Survival and Choice

One might be forgiven for thinking that much of the rhetoric around masking and vaccinations has reached the level of incoherence. For instance, people who steadfastly maintain that the state should have the moral authority to compel women to carry children to term deny that the state has the moral authority to require people to wear masks. Surely any reasonable person must acknowledge that if the latter is too intrusive a state intervention than the former is more so; if "My body my choice" applies to a piece of fabric over the face, surely it should apply to what happens inside a woman's womb. Many find that such intellectual incoherence can be maddening, and with good reason. I personally love when people hold intellectually incoherent positions however, because with just a little digging it invariably reveals something deeper about their values. Either it reveals a higher order set of often-unarticulated values in which the apparently contradictory values in fact actually hold together, or it reveals that ongoing transformations of a group's values are creating situations where older values are sitting awkwardly alongside emergent ones.

There is I suspect a little bit of both such dynamics happening here, but I would like to focus upon the latter. Through a monumental work of quantitative analysis, Ronald Inglehart has argued that over the last forty years much of the world has witnessed a shift from what he calls pro-fertility norms to individual-choice norms. This shift correlates closely with an increase in personal economic security. High infant mortality rates combined with a lack of social security systems means that people need to produce as many offspring as possible in order to ensure that they have children to care for them in old age; this leads to heteronormative values that are antagonistic towards both abortion and contraception. But as infant mortality rates decrease and stronger social security systems are implemented, reproduction becomes less of a personal economic necessity and people have greater freedom to choose for themselves the paths their lives will take. It's not an accident that the Boomers—the single most economically secure generation in human history—also represented the cutting edge in individual-choice norms.

Inglehart found that even though the United States has the world's largest economy, it was one of the last of the higher income nations to pass from a majority holding to pro-fertility norms to a majority holding individual-choice norms. In fact, his data indicates that this only happened in the last decade or so. This probably has to do with the relative strength of social security systems in other higher income nations. But it also has real implications here.

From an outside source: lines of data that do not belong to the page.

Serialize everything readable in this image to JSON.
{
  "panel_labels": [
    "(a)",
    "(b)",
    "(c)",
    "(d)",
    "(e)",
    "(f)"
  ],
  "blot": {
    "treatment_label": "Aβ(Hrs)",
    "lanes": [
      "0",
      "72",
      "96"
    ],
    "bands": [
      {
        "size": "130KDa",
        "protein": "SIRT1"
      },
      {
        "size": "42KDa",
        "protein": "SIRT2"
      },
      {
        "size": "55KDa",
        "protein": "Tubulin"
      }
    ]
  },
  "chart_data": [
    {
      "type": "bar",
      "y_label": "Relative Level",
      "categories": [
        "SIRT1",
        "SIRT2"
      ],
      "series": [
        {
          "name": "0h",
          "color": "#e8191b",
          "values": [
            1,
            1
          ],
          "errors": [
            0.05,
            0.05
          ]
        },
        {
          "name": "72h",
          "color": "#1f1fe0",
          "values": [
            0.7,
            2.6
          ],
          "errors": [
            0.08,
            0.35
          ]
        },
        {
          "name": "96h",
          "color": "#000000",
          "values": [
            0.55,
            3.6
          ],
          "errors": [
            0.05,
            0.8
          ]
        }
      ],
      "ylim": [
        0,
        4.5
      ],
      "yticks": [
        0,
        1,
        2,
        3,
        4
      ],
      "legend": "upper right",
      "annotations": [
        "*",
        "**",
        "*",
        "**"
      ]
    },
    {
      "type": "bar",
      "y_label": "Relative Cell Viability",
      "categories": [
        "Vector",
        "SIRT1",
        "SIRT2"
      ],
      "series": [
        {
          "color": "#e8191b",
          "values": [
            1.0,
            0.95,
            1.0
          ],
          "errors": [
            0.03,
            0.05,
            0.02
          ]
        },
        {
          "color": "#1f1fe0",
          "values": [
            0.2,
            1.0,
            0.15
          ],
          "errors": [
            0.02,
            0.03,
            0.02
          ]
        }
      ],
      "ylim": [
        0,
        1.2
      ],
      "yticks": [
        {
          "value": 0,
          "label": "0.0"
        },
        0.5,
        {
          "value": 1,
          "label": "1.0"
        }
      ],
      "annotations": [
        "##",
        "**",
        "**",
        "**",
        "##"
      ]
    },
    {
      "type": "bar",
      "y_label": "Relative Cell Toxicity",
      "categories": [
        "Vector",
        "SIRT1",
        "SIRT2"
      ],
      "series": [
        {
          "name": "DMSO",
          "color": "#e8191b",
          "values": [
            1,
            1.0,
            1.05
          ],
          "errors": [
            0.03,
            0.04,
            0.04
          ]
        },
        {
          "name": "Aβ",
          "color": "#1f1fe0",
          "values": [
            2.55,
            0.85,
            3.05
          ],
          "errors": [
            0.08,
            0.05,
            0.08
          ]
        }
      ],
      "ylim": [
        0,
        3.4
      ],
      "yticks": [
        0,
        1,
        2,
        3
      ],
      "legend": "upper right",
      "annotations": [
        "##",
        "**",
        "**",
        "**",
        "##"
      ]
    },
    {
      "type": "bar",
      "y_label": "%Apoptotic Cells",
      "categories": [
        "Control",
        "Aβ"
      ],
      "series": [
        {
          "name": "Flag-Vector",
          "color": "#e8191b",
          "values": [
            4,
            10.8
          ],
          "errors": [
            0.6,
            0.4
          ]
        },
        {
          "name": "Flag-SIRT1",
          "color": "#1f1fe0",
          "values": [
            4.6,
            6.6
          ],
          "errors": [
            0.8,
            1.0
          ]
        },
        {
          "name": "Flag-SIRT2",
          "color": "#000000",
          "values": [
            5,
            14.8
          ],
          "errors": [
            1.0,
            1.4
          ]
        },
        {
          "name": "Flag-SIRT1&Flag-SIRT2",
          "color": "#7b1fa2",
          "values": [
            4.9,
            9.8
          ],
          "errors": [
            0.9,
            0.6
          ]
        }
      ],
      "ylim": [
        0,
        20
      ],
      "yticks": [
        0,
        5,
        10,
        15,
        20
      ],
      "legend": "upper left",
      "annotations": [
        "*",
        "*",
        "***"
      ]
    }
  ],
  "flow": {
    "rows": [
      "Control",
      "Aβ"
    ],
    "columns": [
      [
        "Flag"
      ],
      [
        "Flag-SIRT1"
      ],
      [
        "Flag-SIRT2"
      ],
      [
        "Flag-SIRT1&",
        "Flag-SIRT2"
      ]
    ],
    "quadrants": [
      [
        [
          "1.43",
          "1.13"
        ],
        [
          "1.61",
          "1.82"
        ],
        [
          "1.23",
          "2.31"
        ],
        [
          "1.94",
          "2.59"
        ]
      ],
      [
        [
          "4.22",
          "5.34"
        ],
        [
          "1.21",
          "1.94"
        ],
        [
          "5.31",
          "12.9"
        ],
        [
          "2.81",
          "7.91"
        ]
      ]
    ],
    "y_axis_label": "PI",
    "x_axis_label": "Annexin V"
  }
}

It means that right now the US is very much in the midst of the transition from pro-fertility to individual-choice norms. In a transitional situation, we shouldn't be surprised to see that certain sectors of the population will adopt emergent norms in some areas more strongly than in others. And here's where we can come back to masking and vaccinations. Pro-fertility norms are really part of a broader orientation towards values that emphasize survival. Individual-choice norms increase in dominance in situations where most of the population can take personal survival more or less for granted: food is readily available, healthcare is generally accessible, debilitating or deadly infectious diseases have been largely eradicated, etc. Many of us have no experience living under the threat of debilitating or deadly highly infectious diseases. As such, when confronted with what is for us a novel threat, many of us respond not with older survival-focused norms, but with emergent individual-choice ones—even while they maintain the older survival-focused, pro-fertility norms in other areas. This is entirely understandable: people are already accustomed to thinking in survival, pro-fertility terms with regard to long-standing questions, but with individual-choice norms increasingly normative they spontaneously apply these to novel situations.

The above also accounts for the relative naïveté with which these individual-choice norms are applied to debilitating or deadly highly infectious disease: precisely because the persons doing so are otherwise accustomed to thinking in terms of survival-focused norms, they lack the experience necessary to bring survival and choice norms into a mutually-enriching dialogue. Because ultimately no society can fail to consider survival and, well, survive. Eventually, a new equilibrium must be achieved, where survival is recognized as essential and, yes, sometimes more pressing than individual choice; while individual choice is recognized as excellent and something that should be maximized as much as possible.